Afterwards, he and Magdalena reminisced about their childhood and he enthused about the days when loudspeakers did not blare through the village at six in the morning, when folk in their part of the world used to cut cellars out of a rock face instead of installing electrical boxes for making ice, when only people and animals walked the roads and people lived in harmony with an age-old rhythm, when the calendar still retained its ancient astrological significance. And they sang together:
Now is Eastertide
The keys where did she hide…
When he departed the next day, I felt a sense of loss as if a close friend had left me.
5
In the way that prisoners talk most of all about freedom, Magdalena most of all enjoyed talking about travel. She would relive in words her one and only trip abroad. Shortly after the war, her father had taken her with him to Rome where he was to attend some doctors’ congress. Afterwards, they had gone on a sea cruise and anchored several times on the coast of Africa. She had viewed the mouth of the Nile, the temples, the pyramids and the sphinxes and had also seen the desert. Astonishingly enough, it was the desert which had made the greatest impression on her. She voiced the opinion that I, too, would be different if I were to find myself even once in a landscape resigned to death. Maybe then I would discover true humility and realise the need for meditation. She would also talk about how one day we would go off together on a European journey, visiting the Thomaskirche in Leipzig where Bach had been the organist, and the art galleries in Madrid and Bern. Then we would travel together right down to the south of France, as far as Provence, and walk the streets of Aries; we would take a steamer up the Rhine which Heine and Broch had written about. She knew lots of places she had never actually set eyes on and I expect she would be disappointed if she ever saw them as they really are — criss-crossed with motorways and befouled by motor cars. But life never gave her the opportunity.
Her holidays were longer than mine, besides which I squandered my own allocation on occasional trips home (two days’ journey by bus and train, a day sitting at home with Mother and Father and a day rushing around Prague visiting friends and bookshops, before managing to snatch an evening in the theatre and wearily observing scenes from a life very different from my own) so I was only left with five days in the summer. It wasn’t enough for a journey to Provence, or to the Czech lands, but I wanted to give my girlfriend a treat. I bought myself a large rucksack, and packed it with spare clothes, boots and a billy can. She had a small army knapsack made from calf-skin, and apart from her spare clothes took a flute, some music and a camera, and we set off for the Beskid Mountains.

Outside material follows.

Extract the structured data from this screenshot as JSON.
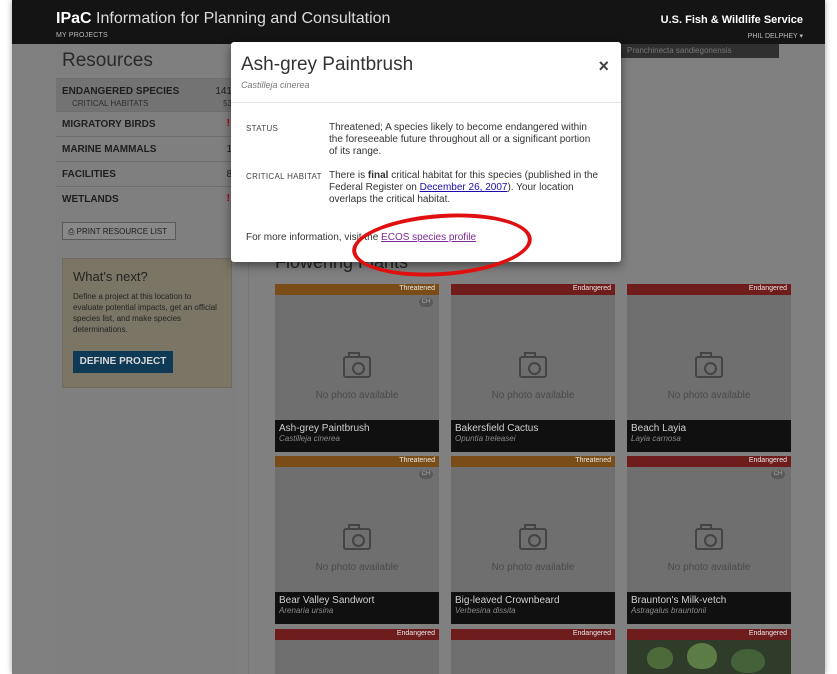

I recall us walking along a deserted fieldpath with the sun rising over us; we pass by villages scattered over the hillsides, herds of cattle that look like brown patches, and shepherds’ huts (we sat in one of them and ate bread with ewe’s milk cheese) while the fragrance of distant fires reaches our nostrils and we catch the sound of barefoot children yodelling; we are walking on moss among mountain thyme and Carthusian pinks, and along dry-stone walls that radiate heat, and along a valley up which the sound of bells is carried. I can see Magdalena in her light flowered dress; for the first time I saw her happy; she laughed and remembered her childhood and people she had never mentioned before.